Zn Dopants Synergistic Oxygen Vacancy Boosts Ultrathin CoO Layer for CO2 Photoreduction

Abstract Photoreduction of CO 2 without photosensitizers and scavengers runs into the development bottleneck for lack of excellent photocatalysts and ambiguous reduction mechanism. Herein, an ultrathin CoO layer containing Zn‐dopants and O‐vacancies (V o ‐Zn‐CoO) is designed as an archetype to explore the influence mechanism of Zn on O‐vacancies in ultrathin nanolayer for CO 2 photoreduction. DFT calculations illustrate that Zn‐dopants not only reduce formation barriers of *COOH and *CO intermediates, but also form π‐back‐bonding with *CO stimulating CH 4 evolution. Finally, V o ‐Zn‐CoO layer significantly enhances CO 2 photoreduction efficiency and CH 4 selectivity with 26.8 µmol g −1 h −1 (63.8%) compared to 7.2 µmol g −1 h −1 (23.6%) for CoO layer with O‐vacancies.

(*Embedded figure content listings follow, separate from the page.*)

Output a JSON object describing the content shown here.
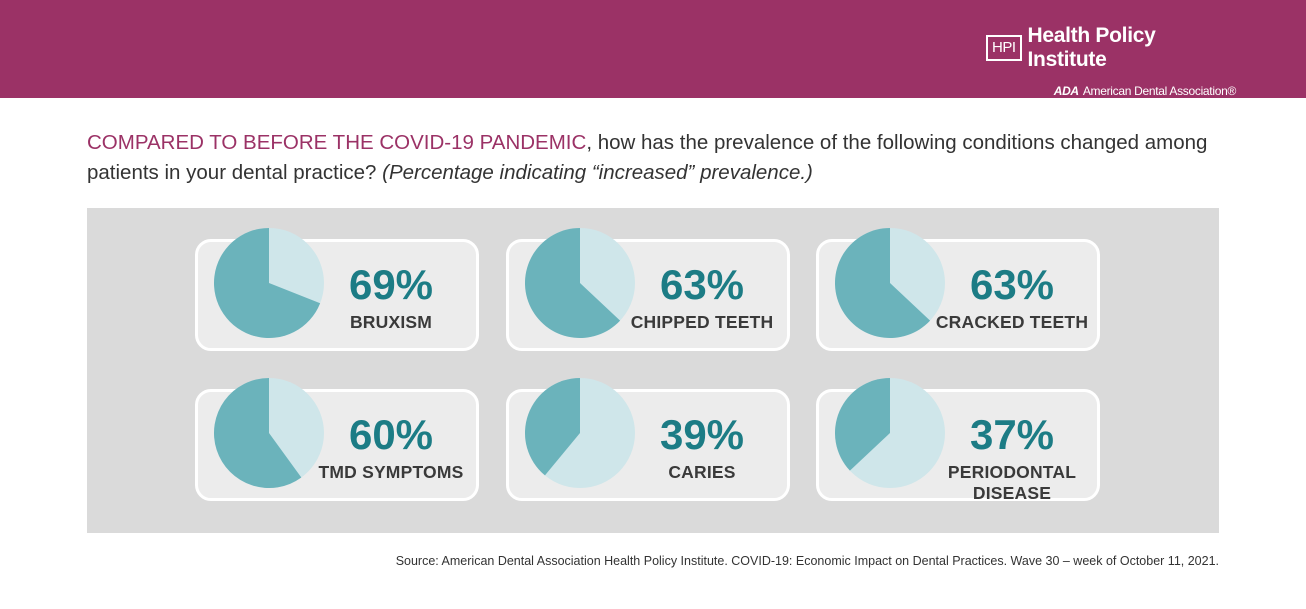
{
  "header": {
    "logo_abbr": "HPI",
    "logo_name": "Health Policy Institute",
    "ada_abbr": "ADA",
    "ada_name": "American Dental Association®"
  },
  "question": {
    "lead": "COMPARED TO BEFORE THE COVID-19 PANDEMIC",
    "body": ", how has the prevalence of the following conditions changed among patients in your dental practice? ",
    "note": "(Percentage indicating “increased” prevalence.)"
  },
  "chart_data": {
    "type": "pie",
    "unit": "%",
    "colors": {
      "increased": "#6bb3bb",
      "remainder": "#cfe6ea",
      "value_text": "#1c7c85"
    },
    "items": [
      {
        "label": "BRUXISM",
        "value": 69,
        "value_label": "69%"
      },
      {
        "label": "CHIPPED TEETH",
        "value": 63,
        "value_label": "63%"
      },
      {
        "label": "CRACKED TEETH",
        "value": 63,
        "value_label": "63%"
      },
      {
        "label": "TMD SYMPTOMS",
        "value": 60,
        "value_label": "60%"
      },
      {
        "label": "CARIES",
        "value": 39,
        "value_label": "39%"
      },
      {
        "label": "PERIODONTAL\nDISEASE",
        "value": 37,
        "value_label": "37%"
      }
    ]
  },
  "footer": {
    "source": "Source: American Dental Association Health Policy Institute. COVID-19: Economic Impact on Dental Practices. Wave 30 – week of October 11, 2021."
  }
}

Moreover, the synergistic effect of Zn and O‐vacancies benefits the stability of O‐vacancies in photocatalysts, achieving durable photocatalytic performance of V o ‐Zn‐CoO layer. This work manifests that the strategy of metal atoms synergistic O‐vacancies is effective to optimize CO 2 photocatalytic efficiency, selectivity, and stability of photocatalyst with O‐vacancies.